Baku Renews Debate Over Homes Built On Former Lakebed After Heavy Rains

AZE.US

Heavy and persistent rainfall in Baku has once again pushed the area around Masazir Lake into the spotlight, as satellite images circulating on social media revive questions about how much construction has taken place there over the past decade.

The images, widely shared online, appear to show that parts of the area which were once covered by water were gradually dried out and turned into residential neighborhoods. Similar concerns have also been raised about parts of Binagadi district, where locals say ponds and low-lying zones that once collected groundwater were also filled in and built over.

The renewed discussion has sharpened a broader question: how safe is it to build homes on the site of a former lake, pond or natural depression in the land?

Ilgar Huseynli, chairman of the Social-Strategic Studies and Analytical Research Public Union, said the issue is closely tied to geography and human decision-making.

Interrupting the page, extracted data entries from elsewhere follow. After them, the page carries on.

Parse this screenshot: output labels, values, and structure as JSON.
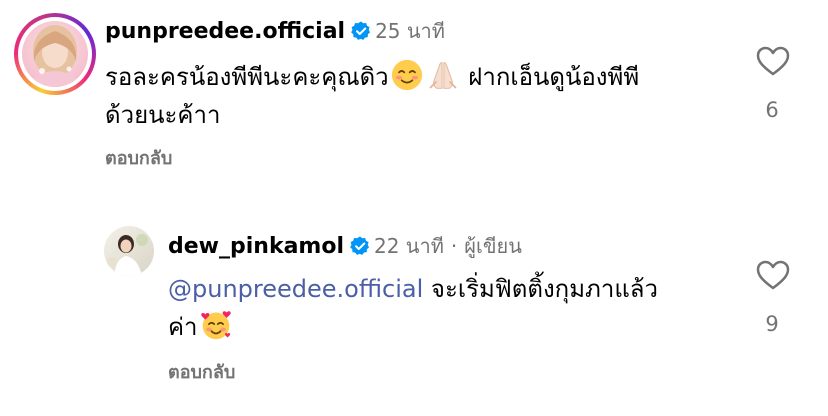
{
  "comments": [
    {
      "username": "punpreedee.official",
      "time": "25 นาที",
      "text_line1": "รอละครน้องพีพีนะคะคุณดิว",
      "text_line1_tail": "ฝากเอ็นดูน้องพีพี",
      "text_line2": "ด้วยนะค้าา",
      "reply_label": "ตอบกลับ",
      "likes": "6",
      "verified": true,
      "emojis": [
        "relieved-face-emoji",
        "folded-hands-emoji"
      ]
    },
    {
      "username": "dew_pinkamol",
      "time": "22 นาที",
      "separator": "·",
      "author_tag": "ผู้เขียน",
      "mention": "@punpreedee.official",
      "text_line1": "จะเริ่มฟิตติ้งกุมภาแล้ว",
      "text_line2": "ค่า",
      "reply_label": "ตอบกลับ",
      "likes": "9",
      "verified": true,
      "emojis": [
        "smiling-face-with-hearts-emoji"
      ]
    }
  ],
  "colors": {
    "verified_badge": "#0095f6",
    "secondary_text": "#737373",
    "mention": "#4a5fa8"
  }
}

In his view, people buying land or homes should pay close attention to the natural relief of the area rather than looking only at what stands there today.

He said that even if a lake in Masazir was drained in the past, the natural basin itself did not disappear. The depression remains part of the terrain and still has a natural tendency to collect water. That, he warned, makes such zones inherently risky for construction, especially during heavy rains, flooding and other extreme weather events.

Huseynli said these areas were formed as natural lowlands and are structurally prone to holding water. As a result, buildings erected there face elevated risks when strong rainfall returns. In that sense, the danger is not abstract. It is built into the geography of the land itself.

He also said the legal side of the issue raises serious questions. According to Huseynli, the draining of such water bodies, the sale of surrounding land and the approval of construction in those areas should have faced much stricter scrutiny from the outset. In his view, Masazir and similar locations should have been treated as permanently risky zones rather than normal residential land.

To reduce the danger, he said such districts need modern drainage systems, sewage lines and infrastructure capable of carrying away rainwater efficiently. Without that, each period of intense rainfall is likely to reproduce the same problem.

The core of the issue is that Masazir Lake once served as a natural drainage basin, collecting rainwater and groundwater and helping channel it away safely. Once that function was effectively removed, the natural direction of water flow was disrupted. During heavy rains, water then tends to return to the area where the lake once stood.

That is why the flooding seen around such neighborhoods is increasingly being viewed not as an isolated weather event, but as a direct consequence of building over land that once played an important hydrological role.